A controversial brain test that public defenders hoped would bolster an insanity defense for the man accused of killing a Tampa police officer was rejected Wednesday by the trial judge.
The technology behind the test had been touted as the Hubble Telescope of brain science. Called quantitative electroencephalography, or QEEG, it involves taking a standard EEG test of electrical activity in the brain and running it through a computer that compares it with hundreds of “normal” EEGs.
Its advocates say it can detect damage to many areas of the brain and help diagnose mental disorders.
Lawyers for Humberto Delgado, who is charged with the August 2009 murder of police Cpl.
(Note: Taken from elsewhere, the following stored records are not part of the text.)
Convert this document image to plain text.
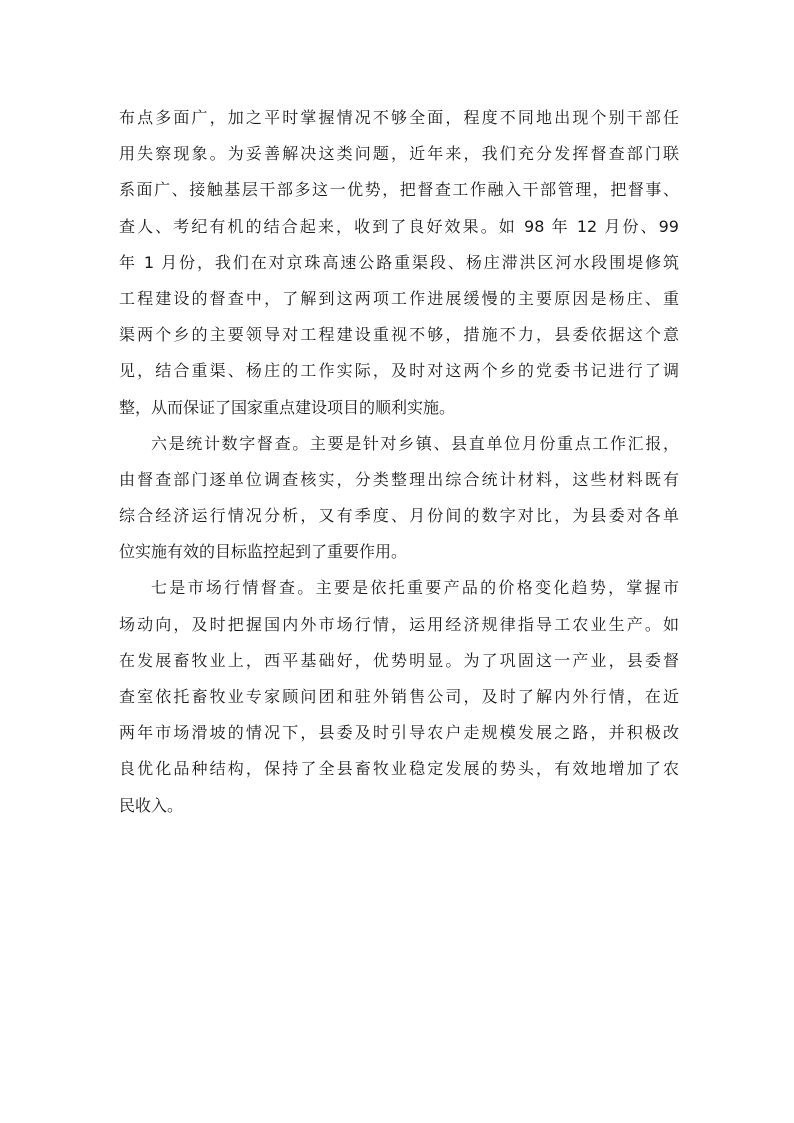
布点多面广，加之平时掌握情况不够全面，程度不同地出现个别干部任
用失察现象。为妥善解决这类问题，近年来，我们充分发挥督查部门联
系面广、接触基层干部多这一优势，把督查工作融入干部管理，把督事、
查人、考纪有机的结合起来，收到了良好效果。如 98 年 12 月份、99
年 1 月份，我们在对京珠高速公路重渠段、杨庄滞洪区河水段围堤修筑
工程建设的督查中，了解到这两项工作进展缓慢的主要原因是杨庄、重
渠两个乡的主要领导对工程建设重视不够，措施不力，县委依据这个意
见，结合重渠、杨庄的工作实际，及时对这两个乡的党委书记进行了调
整，从而保证了国家重点建设项目的顺利实施。
六是统计数字督查。主要是针对乡镇、县直单位月份重点工作汇报，
由督查部门逐单位调查核实，分类整理出综合统计材料，这些材料既有
综合经济运行情况分析，又有季度、月份间的数字对比，为县委对各单
位实施有效的目标监控起到了重要作用。
七是市场行情督查。主要是依托重要产品的价格变化趋势，掌握市
场动向，及时把握国内外市场行情，运用经济规律指导工农业生产。如
在发展畜牧业上，西平基础好，优势明显。为了巩固这一产业，县委督
查室依托畜牧业专家顾问团和驻外销售公司，及时了解内外行情，在近
两年市场滑坡的情况下，县委及时引导农户走规模发展之路，并积极改
良优化品种结构，保持了全县畜牧业稳定发展的势头，有效地增加了农
民收入。
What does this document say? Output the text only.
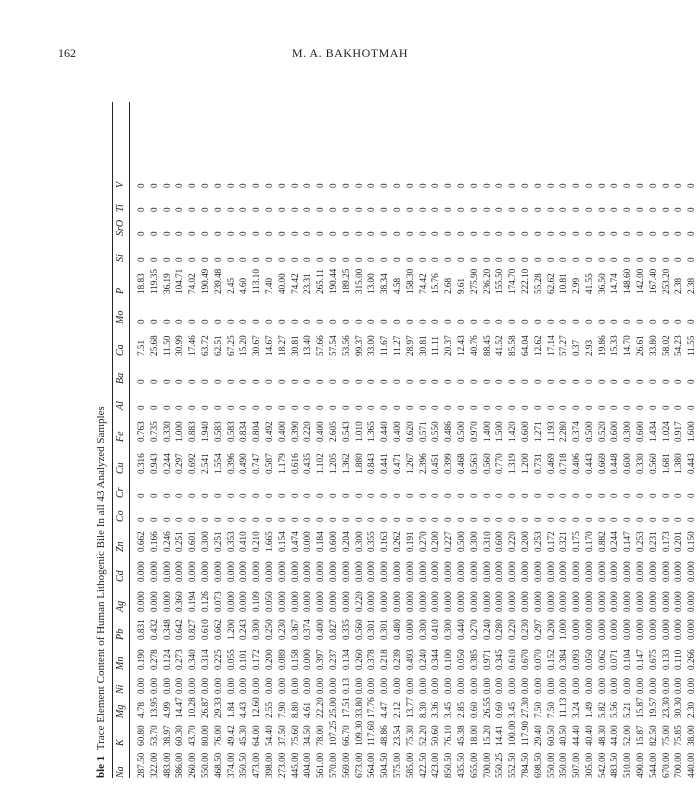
162	M. A. BAKHOTMAH
ble 1  Trace Element Content of Human Lithogenic Bile In all 43 Analyzed Samples
Na
K
Mg
Ni
Mn
Pb
Ag
Cd
Zn
Co
Cr
Cu
Fe
Al
Ba
Ca
Mo
P
Si
SrO
Ti
V
287.50 322.00 483.00 586.00 260.00 550.00 468.50 374.00 350.50 473.00 398.00 273.00 445.00 404.00 561.00 570.00 569.00 673.00 564.00 504.50 575.00 585.00 422.50 423.00 850.50 435.50 655.00 700.00 550.25 552.50 784.50 698.50 550.00 350.00 507.00 305.00 542.00 483.50 510.00 490.00 544.00 670.00 700.00 440.00
60.80 53.70 38.97 60.30 43.70 80.00 76.00 49.42 45.30 64.00 54.40 37.50 75.60 34.50 78.00 107.25 66.70 109.30 117.60 48.86 23.54 75.30 52.20 50.60 76.10 45.38 18.00 15.20 14.41 100.00 117.90 29.40 60.50 40.50 44.40 40.40 48.30 44.00 52.00 15.87 82.50 75.00 75.85 38.00
4.78 13.95 4.99 14.47 10.28 26.87 29.33 1.84 4.43 12.60 2.55 7.90 8.80 4.61 22.20 25.00 17.51 33.80 17.76 4.47 2.12 13.77 8.30 3.36 3.45 2.85 0.60 26.55 0.60 3.45 27.30 7.50 7.50 11.13 3.24 1.49 5.82 5.56 5.21 15.87 19.57 23.30 30.30 2.30
0.00 0.00 0.00 0.00 0.00 0.00 0.00 0.00 0.00 0.00 0.00 0.00 0.00 0.00 0.00 0.00 0.13 0.00 0.00 0.00 0.00 0.00 0.00 0.00 0.00 0.00 0.00 0.00 0.00 0.00 0.00 0.00 0.00 0.00 0.00 0.00 0.00 0.00 0.00 0.00 0.00 0.00 0.00 0.00
0.190 0.278 0.124 0.273 0.340 0.314 0.225 0.055 0.101 0.172 0.200 0.089 0.158 0.000 0.397 0.237 0.134 0.260 0.378 0.218 0.239 0.493 0.240 0.344 0.100 0.050 0.385 0.971 0.345 0.610 0.670 0.070 0.152 0.384 0.093 0.050 0.062 0.071 0.104 0.147 0.675 0.133 0.110 0.266
0.831 0.432 0.348 0.642 0.827 0.610 0.662 1.200 0.243 0.300 0.250 0.230 0.367 0.374 0.400 0.827 0.335 0.560 0.301 0.301 0.480 0.000 0.300 0.410 0.300 0.440 0.270 0.240 0.280 0.220 0.230 0.297 0.200 1.000 0.000 0.000 0.000 0.000 0.000 0.000 0.000 0.000 0.000 0.000
0.000 0.000 0.000 0.360 0.194 0.126 0.073 0.000 0.000 0.109 0.050 0.000 0.000 0.000 0.000 0.000 0.000 0.220 0.000 0.000 0.000 0.000 0.000 0.000 0.000 0.000 0.000 0.000 0.000 0.000 0.000 0.000 0.000 0.000 0.000 0.000 0.000 0.000 0.000 0.000 0.000 0.000 0.000 0.000
0.000 0.000 0.000 0.000 0.000 0.000 0.000 0.000 0.000 0.000 0.000 0.000 0.000 0.000 0.000 0.000 0.000 0.000 0.000 0.000 0.000 0.000 0.000 0.000 0.000 0.000 0.000 0.000 0.000 0.000 0.000 0.000 0.000 0.000 0.000 0.000 0.000 0.000 0.000 0.000 0.000 0.000 0.000 0.000
0.662 0.166 0.246 0.251 0.601 0.300 0.251 0.353 0.410 0.210 1.665 0.154 0.474 0.000 0.184 0.600 0.204 0.300 0.355 0.163 0.262 0.191 0.270 0.200 0.227 0.500 0.300 0.310 0.600 0.220 0.200 0.253 0.172 0.321 0.175 0.170 0.882 0.244 0.147 0.253 0.231 0.173 0.201 0.150
0 0 0 0 0 0 0 0 0 0 0 0 0 0 0 0 0 0 0 0 0 0 0 0 0 0 0 0 0 0 0 0 0 0 0 0 0 0 0 0 0 0 0 0
0 0 0 0 0 0 0 0 0 0 0 0 0 0 0 0 0 0 0 0 0 0 0 0 0 0 0 0 0 0 0 0 0 0 0 0 0 0 0 0 0 0 0 0
0.316 0.943 0.244 0.297 0.692 2.541 1.554 0.396 0.490 0.747 0.587 1.179 0.616 0.435 1.102 1.205 1.362 1.880 0.843 0.441 0.471 1.267 2.396 0.451 0.399 0.468 0.563 0.560 0.770 1.319 1.200 0.731 0.469 0.718 0.406 0.443 0.669 0.448 0.600 0.330 0.560 1.681 1.380 0.443
0.763 0.735 0.330 1.000 0.883 1.940 0.583 0.583 0.834 0.804 0.492 0.400 0.390 0.220 0.400 2.605 0.543 1.010 1.365 0.440 0.400 0.620 0.571 0.550 0.486 0.500 0.970 1.400 1.500 1.420 0.600 1.271 1.193 2.280 0.374 0.500 0.520 0.600 0.300 0.600 1.434 1.024 0.917 1.600
0 0 0 0 0 0 0 0 0 0 0 0 0 0 0 0 0 0 0 0 0 0 0 0 0 0 0 0 0 0 0 0 0 0 0 0 0 0 0 0 0 0 0 0
0 0 0 0 0 0 0 0 0 0 0 0 0 0 0 0 0 0 0 0 0 0 0 0 0 0 0 0 0 0 0 0 0 0 0 0 0 0 0 0 0 0 0 0
7.51 25.68 11.50 30.99 17.46 63.72 62.51 67.25 15.20 30.67 14.67 18.27 30.81 13.40 57.66 57.54 53.56 99.37 33.00 11.67 11.27 28.97 30.81 11.11 20.37 12.43 40.76 88.45 41.52 85.58 64.04 12.62 17.14 57.27 0.37 2.93 19.86 15.33 14.70 26.61 33.80 58.02 54.23 11.55
0 0 0 0 0 0 0 0 0 0 0 0 0 0 0 0 0 0 0 0 0 0 0 0 0 0 0 0 0 0 0 0 0 0 0 0 0 0 0 0 0 0 0 0
18.83 119.35 36.19 104.71 74.02 190.49 239.48 2.45 4.60 113.10 7.40 40.00 74.42 23.31 265.11 190.44 189.25 315.00 13.00 38.34 4.58 158.30 74.42 15.76 2.68 9.61 275.90 236.20 155.50 174.70 222.10 55.28 62.62 10.81 2.99 41.55 36.50 14.74 148.60 142.00 167.40 253.20 2.38 2.38
0 0 0 0 0 0 0 0 0 0 0 0 0 0 0 0 0 0 0 0 0 0 0 0 0 0 0 0 0 0 0 0 0 0 0 0 0 0 0 0 0 0 0 0
0 0 0 0 0 0 0 0 0 0 0 0 0 0 0 0 0 0 0 0 0 0 0 0 0 0 0 0 0 0 0 0 0 0 0 0 0 0 0 0 0 0 0 0
0 0 0 0 0 0 0 0 0 0 0 0 0 0 0 0 0 0 0 0 0 0 0 0 0 0 0 0 0 0 0 0 0 0 0 0 0 0 0 0 0 0 0 0
0 0 0 0 0 0 0 0 0 0 0 0 0 0 0 0 0 0 0 0 0 0 0 0 0 0 0 0 0 0 0 0 0 0 0 0 0 0 0 0 0 0 0 0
Mike Roberts, hoped to use it when Delgado’s first-degree murder trial begins Monday.
It was developed in large part by St. Petersburg psychologist Robert Thatcher and was administered by a QEEG proponent, Tampa psychologist Dr. William Lambos. Lambos said it showed Delgado had head injuries that likely left him insane.
But Hillsborough Circuit Judge Emmett Battles agreed with prosecutors that the QEEG is not a tool accepted by neurologists and psychiatrists to diagnose brain injuries.
The test was only one part of Delgado’s insanity defense. A psychiatrist who examined Delgado also has diagnosed him as insane.